Tree root imaging by electrical resistivity tomography: geophysical tools to improve understanding of deep root structure and rhizospheric processes

Tree roots influences potential biosphere-atmosphere interactions and regulates diverse biogeochemical cycles. Trees among many complex functions help in extracting soil-water at low water potentials, ensure nutrient uptake to support tree health, and provide overall stability. Hence, it becomes important to understand the complex root structure and patterns to strengthen our predictions for various rhizosphere processes which play important role in ecological studies but due to lack of appropriate instrumentation support have been lacking.
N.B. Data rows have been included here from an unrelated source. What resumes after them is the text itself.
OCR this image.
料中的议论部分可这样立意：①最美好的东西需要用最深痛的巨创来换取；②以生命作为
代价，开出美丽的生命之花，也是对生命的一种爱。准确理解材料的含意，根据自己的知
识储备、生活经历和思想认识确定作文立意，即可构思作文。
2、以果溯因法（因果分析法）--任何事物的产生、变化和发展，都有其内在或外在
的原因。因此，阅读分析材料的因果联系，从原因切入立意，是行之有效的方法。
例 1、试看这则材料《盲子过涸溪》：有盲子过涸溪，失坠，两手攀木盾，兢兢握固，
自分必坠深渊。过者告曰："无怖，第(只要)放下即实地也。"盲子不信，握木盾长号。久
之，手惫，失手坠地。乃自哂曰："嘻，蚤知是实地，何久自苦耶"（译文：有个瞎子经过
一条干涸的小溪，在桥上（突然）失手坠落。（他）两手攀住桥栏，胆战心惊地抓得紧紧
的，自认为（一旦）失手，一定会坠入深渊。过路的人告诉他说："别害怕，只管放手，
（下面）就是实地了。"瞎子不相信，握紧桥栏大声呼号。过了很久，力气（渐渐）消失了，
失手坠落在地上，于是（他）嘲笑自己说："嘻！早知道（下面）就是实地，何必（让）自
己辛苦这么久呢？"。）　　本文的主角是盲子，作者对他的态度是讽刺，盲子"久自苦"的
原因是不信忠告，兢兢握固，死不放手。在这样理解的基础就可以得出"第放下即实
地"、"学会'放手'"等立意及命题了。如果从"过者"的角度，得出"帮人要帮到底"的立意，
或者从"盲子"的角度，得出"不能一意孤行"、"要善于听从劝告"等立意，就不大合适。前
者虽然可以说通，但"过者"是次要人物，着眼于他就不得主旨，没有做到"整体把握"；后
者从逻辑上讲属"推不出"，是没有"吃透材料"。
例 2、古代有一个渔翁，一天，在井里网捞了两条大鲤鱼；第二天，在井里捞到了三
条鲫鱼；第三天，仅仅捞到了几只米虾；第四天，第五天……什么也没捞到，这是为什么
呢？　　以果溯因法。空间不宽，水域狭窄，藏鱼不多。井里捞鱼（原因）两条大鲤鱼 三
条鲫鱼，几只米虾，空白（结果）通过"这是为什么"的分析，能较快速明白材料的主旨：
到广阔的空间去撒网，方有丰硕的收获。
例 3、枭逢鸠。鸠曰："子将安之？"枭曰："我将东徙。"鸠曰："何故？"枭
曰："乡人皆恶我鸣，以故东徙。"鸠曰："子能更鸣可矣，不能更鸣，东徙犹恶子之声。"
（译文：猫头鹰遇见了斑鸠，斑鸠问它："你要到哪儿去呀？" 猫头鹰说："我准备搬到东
In the present study we have aimed at imaging the tree root biomass using 2D Electrical Resistivity Tomography (ERT) and the field measurements were carried out in the campus of the National Environmental Engineering Research Institute in Nagpur, India that has lush green 43 ha. of urban forest in the heart of Nagpur city. High-resolution resistivity tomogram with Dipole-Dipole, Schlumberger and Wenner configurations having 24 electrodes spaced 2 m apart were used to detect the spatial variability of roots. Root biomass distribution for two important tree species in the avenue plantations (Peltophorum pterocarpum (06) and Delonix regia (01) having average stem radius of 640 cm as measured by Electrical Resistivity Tomography. Results showed that Wenner array was found to be effective however, the Schlumberger and Dipole-Dipole arrays was unable to provide clear signature for root patterns and delineate root boundaries.